In response to the commission’s question: South Africa is ready for a Chief Justice who is capable of intellectual leadership, has proven leadership skills and a profound understanding of the judiciary’s role in a constitutional democracy.

At the risk of sounding redundant, these qualities have nothing to do with the gender of the successful candidate. DM


Comments - Please in order to comment.

  • Mario Cremonte says:

    I agree, but not from these current candidates.

  • Antonette Rowland says:

    Mostly we each do still think in terms of gender rather than the best “man/person” for the job! However in many ways there isn’t anything wrong with valuing a woman’s or a man’s particular qualities but one shouldn’t be superior to the other. Society is made up of families i.e. people in relationship and making it a competition between males and females does no one a service.

  • André van Niekerk says:

    This piece is titled, “It is truly absurd that a judge’s legal reasoning would be tied to her gender: The time for a female Chief Justice is now”.

    My understanding of the article is along the lines that argue and motivate that one’s gender has no bearing on your competency, hence the question whether SA is ready or not, is indeed irrelevant. I have no argument there.

    My comment relates to the title, which leaves the impression that while a judge’s competency should be based on their legal reasoning and capabilities, the Chief Justice should be the female candidate. Surely the title should read along the lines of “It is truly absurd that a judge’s legal reasoning would be tied to gender: The time for the best candidate as Chief Justice is now”.

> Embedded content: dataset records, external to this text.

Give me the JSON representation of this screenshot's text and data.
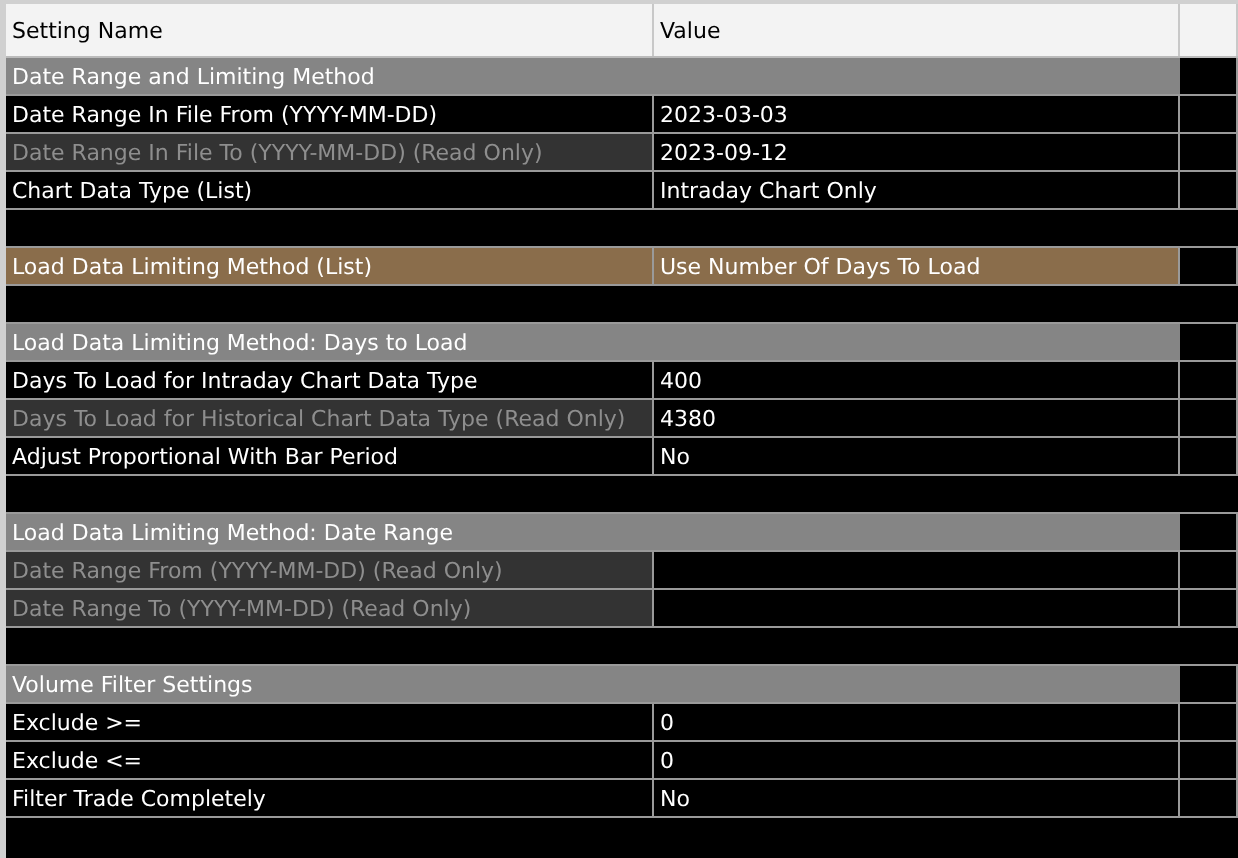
{
  "table": {
    "columns": [
      "Setting Name",
      "Value"
    ],
    "rows": [
      {
        "kind": "section",
        "label": "Date Range and Limiting Method"
      },
      {
        "kind": "setting",
        "label": "Date Range In File From (YYYY-MM-DD)",
        "value": "2023-03-03",
        "read_only": false,
        "selected": false
      },
      {
        "kind": "setting",
        "label": "Date Range In File To (YYYY-MM-DD) (Read Only)",
        "value": "2023-09-12",
        "read_only": true,
        "selected": false
      },
      {
        "kind": "setting",
        "label": "Chart Data Type (List)",
        "value": "Intraday Chart Only",
        "read_only": false,
        "selected": false
      },
      {
        "kind": "blank"
      },
      {
        "kind": "setting",
        "label": "Load Data Limiting Method (List)",
        "value": "Use Number Of Days To Load",
        "read_only": false,
        "selected": true
      },
      {
        "kind": "blank"
      },
      {
        "kind": "section",
        "label": "Load Data Limiting Method: Days to Load"
      },
      {
        "kind": "setting",
        "label": "Days To Load for Intraday Chart Data Type",
        "value": "400",
        "read_only": false,
        "selected": false
      },
      {
        "kind": "setting",
        "label": "Days To Load for Historical Chart Data Type (Read Only)",
        "value": "4380",
        "read_only": true,
        "selected": false
      },
      {
        "kind": "setting",
        "label": "Adjust Proportional With Bar Period",
        "value": "No",
        "read_only": false,
        "selected": false
      },
      {
        "kind": "blank"
      },
      {
        "kind": "section",
        "label": "Load Data Limiting Method: Date Range"
      },
      {
        "kind": "setting",
        "label": "Date Range From (YYYY-MM-DD) (Read Only)",
        "read_only": true,
        "selected": false
      },
      {
        "kind": "setting",
        "label": "Date Range To (YYYY-MM-DD) (Read Only)",
        "read_only": true,
        "selected": false
      },
      {
        "kind": "blank"
      },
      {
        "kind": "section",
        "label": "Volume Filter Settings"
      },
      {
        "kind": "setting",
        "label": "Exclude >=",
        "value": "0",
        "read_only": false,
        "selected": false
      },
      {
        "kind": "setting",
        "label": "Exclude <=",
        "value": "0",
        "read_only": false,
        "selected": false
      },
      {
        "kind": "setting",
        "label": "Filter Trade Completely",
        "value": "No",
        "read_only": false,
        "selected": false
      }
    ]
  }
}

    I totally agree that, if the best candidate, after a fair process, is determined as the female candidate, then indeed she should be the CJ. Equally so for any male candidate.

  • Coen Gous says:

    I wonder how many women whom reached the top in their respective fields, will appreciate this kind of reasoning, just like Prof. Sibanda in another article. But implication you are saying Maya must be the next CJ because she’s a women, despite being the only women of the four candidates, selected by a panel of experts. In essence your argument is exactly the same as the so-called JSC councillors, or is it the disgraced councillors? Or perhaps you yourself aspire to be a JSC councillor.
    Your version of the Pretorius case is also questionable, and the question up to today still is why he was found guilty of culpable homicide rather than murder. The critic Masipa received had nothing to do with her gender, it simply was the wrong judgement. Remember this was a big case with live TV broadcast. I really do not know which newspapers you read that criticised her judgement of questionable competency because of her race (Pretorius is White) or gender.
    Whilst their still is an anti-women brigade out there, I question whether it is so large as you imply at the top-end of different career fields. In many case. for various reasons, men simply outstrip women in terms of availability (many women simply give up careers die to motherhood). It would have been interesting if you could have provided some facts in terms of numbers, men vs. women, in the judiciary, in prosecution, and in the broader legal fraternity.

  • Rory Macnamara says:

    oh dear here we go again why make this a gender issue?! The time is right for a Chief Justice, oh yes. If the Chief Justice is female 100% behind that. if the Chief Justice is male 100% behind that. It is the ability of the individual to handle what must surely be the toughest job in this country now and in the future, taking into account the mess the politicians and certain private bodies have made of this country.